Add MOSS-TTS-Local model family by justinjohn0306 · Pull Request #19 · 0xShug0/audio.cpp

justinjohn0306 · 2026-07-02T05:22:39Z

As requested, the VibeVoice commits have been removed from this PR — it's now MOSS-TTS-Local only, rebased on the latest release-0.1 (on top of the merged #14).

MOSS-TTS-Local-Transformer-v1.5 — new family `moss_tts_local`

Full C++/ggml port; no Python at inference or preprocessing.

Qwen3 backbone (2560 hidden, 36 layers) + 1-layer GPT-2-J depth transformer emitting 12 RVQ codes/frame
MOSS-Audio-Tokenizer-v2 codec: encoder (audio → RLFQ codes) and decoder (codes → 48 kHz stereo), sharing one ProjectedTransformer implementation
Text-to-speech and reference-audio voice cloning (--voice-ref): the reference is resampled (torchaudio sinc-Hann parity) + loudness-normalized, encoded to codes, and spliced into the generation prompt — all in C++
KV-cached incremental generation with batched prefill (replaces the per-frame full re-forward), hardware-adaptive auto weight type (CUDA bf16 / CPU f32), and a CLI test harness — every generation-bound path now faster than the Python reference (RTF 0.59–0.63 vs 0.74–0.95)

Every stage numerically verified against the HuggingFace transformers reference:

stage	result
generation loop	96/96 codes exact over 8 frames
codec encoder	300/300 codes exact
clone-prompt `input_ids`	100×13 exact
codec decoder	cosine 1.0

Usage:

audiocpp_cli --task tts --family moss_tts_local --model models/MOSS-TTS-Local-Transformer-v1.5 \
  --backend cuda --text "..." [--voice-ref speaker.wav] --out out.wav \
  --request-option do_sample=true --request-option audio_temperature=0.9 \
  --request-option audio_top_k=50 --request-option audio_top_p=0.95 --request-option max_tokens=200

0xShug0 · 2026-07-02T06:32:34Z

Thank you for the effort.
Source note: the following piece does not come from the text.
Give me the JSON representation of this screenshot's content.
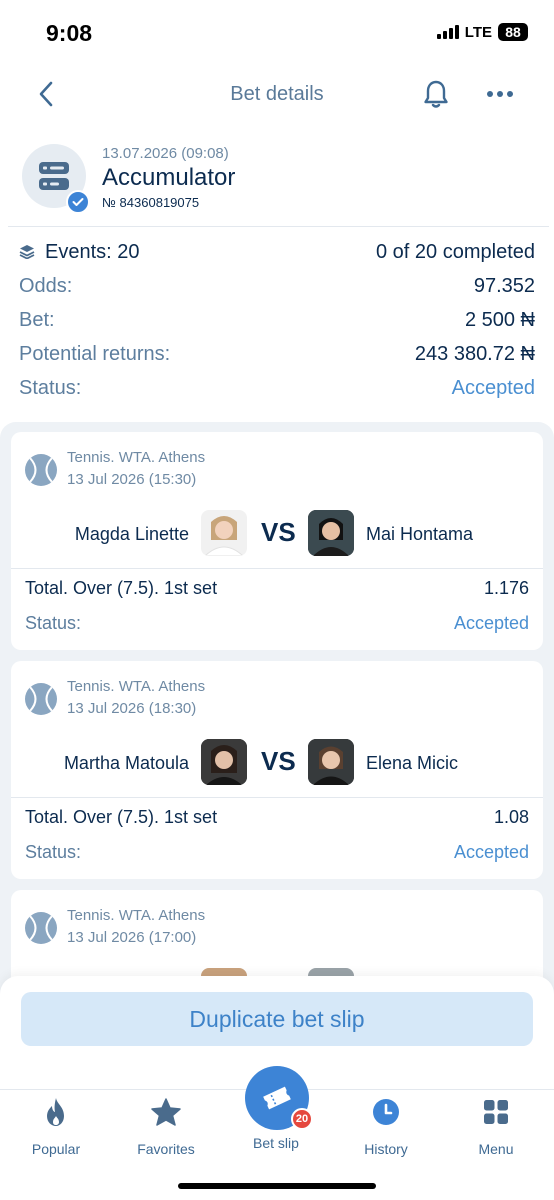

For AR models, I’d suggest holding off for now because I’m working on stabilizing the patterns and creating a reusable template.

I'm being strict about new model PRs because each model adds long-term maintenance cost. I’d like to see the following before merge:

Please create JSON test cases similar to those in tools/audiocpp_cli/. The path tests should cover the major execution paths. Test cases only; resources can be placeholdersand I will figure out how to run them in my own environment.
Report the cosine similarity and log-mel similarity between audio produced by audio.cpp and the Python implementation for all test cases.

Those are the easy parts. The next part is more important:

Report performance compared with Python for the test cases (expect near or faster).
Add a long-lived session test: one session with multiple requests using different inputs, and report per-request timing compared with Python, and memory usage pattern (should be stable after a few requests).
The performance in longform test (example in tools/audiocpp_cli/audiocpp_cli_longform_tts_clone_cases.json).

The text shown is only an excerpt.